One of the different types of mutual funds, exchange-traded funds or ETFs are known for being similar to index funds in some ways. That’s because just like in the case of index funds, ETFs are also known for tracking an underlying index. They are known for being passive investment instruments. Meaning, that the fund invests in the constituents of the underlying index. In simple words, an ETF can be described as a basket consisting of securities that are known for usually matching an Index’s composition, thereby keeping the proportion similar to the underlying index. As ETFs are known for just tracking an index’s performance, there is no requirement for active management by the fund manager with them. Also, ETFs do not attempt to outperform their indices either.
How do exchange-traded funds work?
An ETF is a type of mutual fund that’s listed and traded on the stock exchange. It can be bought and sold through exchange just you do it with stocks. While the majority of ETFs are passively managed, there are some ETFs that are actively managed as well. A passive ETF is built in such a way that it can track an index such as the NIFTY 50, which is known for investing in the companies listed under the NIFTY 50 in the same proportion. Furthermore, ETFs may also track an index that represents a sector (like NIFTY Pharma), or a commodity like gold, which is known for tracking the physical gold price.
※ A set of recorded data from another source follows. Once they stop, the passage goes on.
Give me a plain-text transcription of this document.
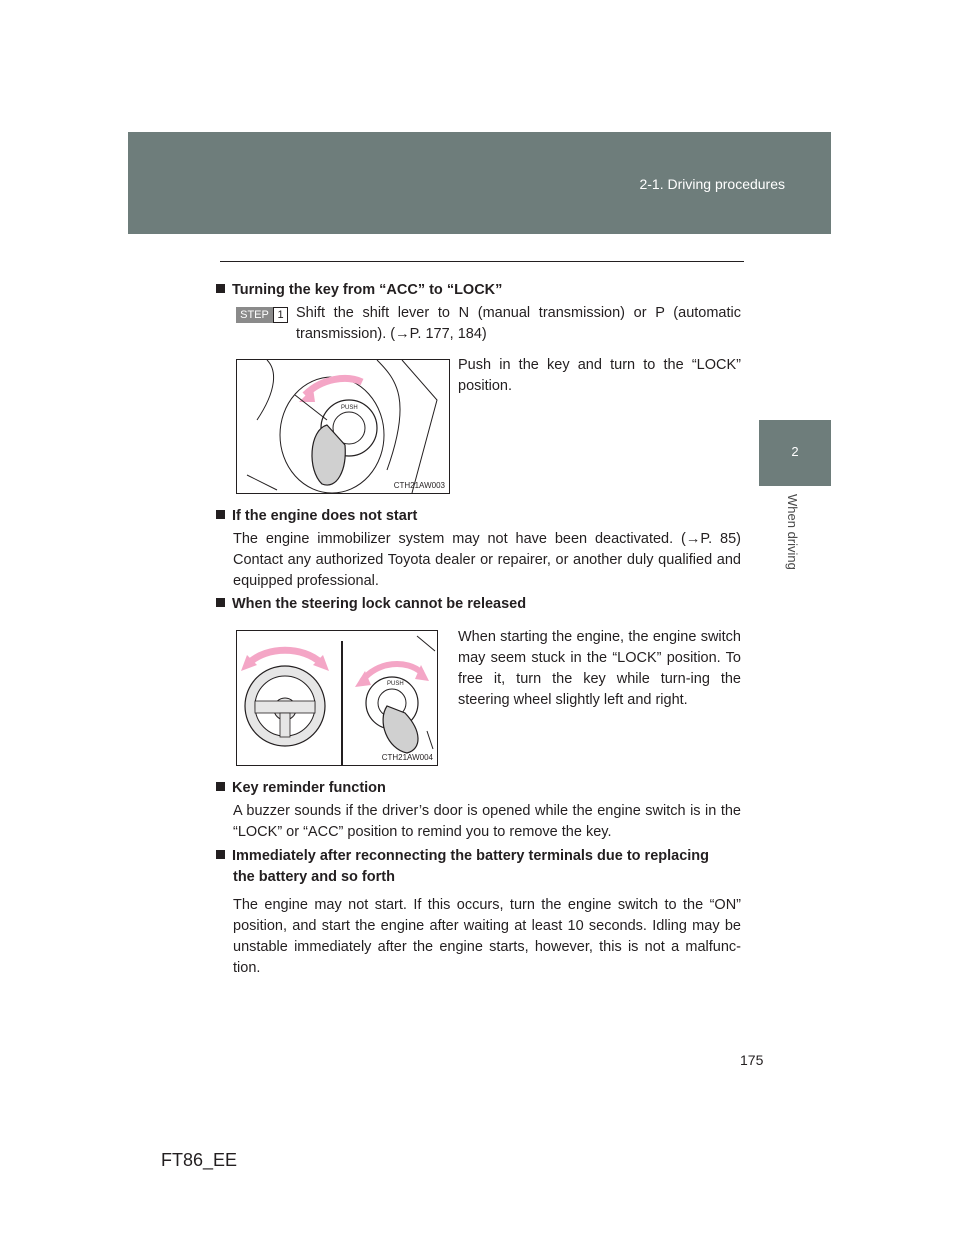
2-1. Driving procedures
2
When driving
Turning the key from “ACC” to “LOCK”
STEP 1 Shift the shift lever to N (manual transmission) or P (automatic
transmission). (→P. 177, 184)
PUSH
CTH21AW003
Push in the key and turn to the “LOCK” position.
If the engine does not start
The engine immobilizer system may not have been deactivated. (→P. 85) Contact any authorized Toyota dealer or repairer, or another duly qualified and equipped professional.
When the steering lock cannot be released
PUSH
CTH21AW004
When starting the engine, the engine switch may seem stuck in the “LOCK” position. To free it, turn the key while turn-ing the steering wheel slightly left and right.
Key reminder function
A buzzer sounds if the driver’s door is opened while the engine switch is in the “LOCK” or “ACC” position to remind you to remove the key.
Immediately after reconnecting the battery terminals due to replacing
the battery and so forth
The engine may not start. If this occurs, turn the engine switch to the “ON” position, and start the engine after waiting at least 10 seconds. Idling may be unstable immediately after the engine starts, however, this is not a malfunc-tion.
175
FT86_EE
Furthermore, ETFs are also known for having symbols just like every company’s share can be identified by a specific symbol. For instance, on the exchange, the IT company Infosys is listed with the symbol INFY. So, while looking for the share price of Infosys, all you need to do is perform the search as ‘INFY’. Correspondingly, every ETF comes with a specific ticker symbol as an identifier. By looking for this symbol, you can determine the ETF and find its current price. But it is important to note that there are different types of ETFs that are available in the market as investment options. Those variants of exchange-traded funds are:
- Equity ETFs:
These ETFs are known for tracking a broad market stock index such as the BSE SENSEX or NIFTY 50. Also, there are some International ETFs which are known for tracking the popular index of an international market such as NASDAQ 100 or Hang Seng. Equity ETFs enable investors to take the first step in equity investing by providing them with a flavour of what it feels like in investing in stock markets. By Opting for such an ETF, you also get a chance to own all stocks in a popular index and help their portfolio post near index-matching returns (depending on things like expense ratio and tracking errors).
- Fixed Income ETFs:
Fixed income ETFs are known for replicating the performance of an underlying bond index that consists of securities like G-secs, bonds of government companies, state development loans (SDLs), money market instruments and many more. These ETFs can help in reducing a portfolio’s volatility by opting to diversify ETF investments into the securities mentioned above. Currently, in India, you can buy liquid ETFs, ETFs allocating funds to public sector companies’ debt issues, and government bond ETFs.
- Debt ETFs:
Debt ETFs are known for exposing investors to debt securities such as corporate bonds, commercial papers, government securities and many more. These ETFs are known for tracking a debt index which, at times is designed for the ETFs specifically. Consider Edelweiss Bharat Bond as an example. This ETF only tracks the NIFTY BHARAT Bond Index. The index is known for representing the bonds issued by specific public sector companies.
What are the terms you should be aware of before opting for ETFs?
An ETF investor should be aware of the two terms mentioned below:
- Tracking error:
A tracking error can be defined as the difference in the performance of the ETF in comparison to the index it tracks. A tracking error might be a result of multiple things like a delay in the purchase or sale of securities, ETF holdings in cash/cash equivalents, and expenses of the scheme. Regardless of the reason, the ETF cannot mimic the Index’s returns entirely. The higher the tracking error, the higher will be the difference in the fund’s performance in comparison to its index. Therefore, it makes sense to choose an ETF with a lower chance of tracking error and monitor the tracking error.
- Net asset value (NAV):
As ETFs are known for having the features of both, a mutual fund scheme and stock, it is important for you to understand both, net asset value, i.e., NAV and the market price of these funds. The value of an ETF’s underlying asset can be defined as the net asset value (NAV). And the price at which units are bought and sold on an exchange is referred to as the market price of the ETF.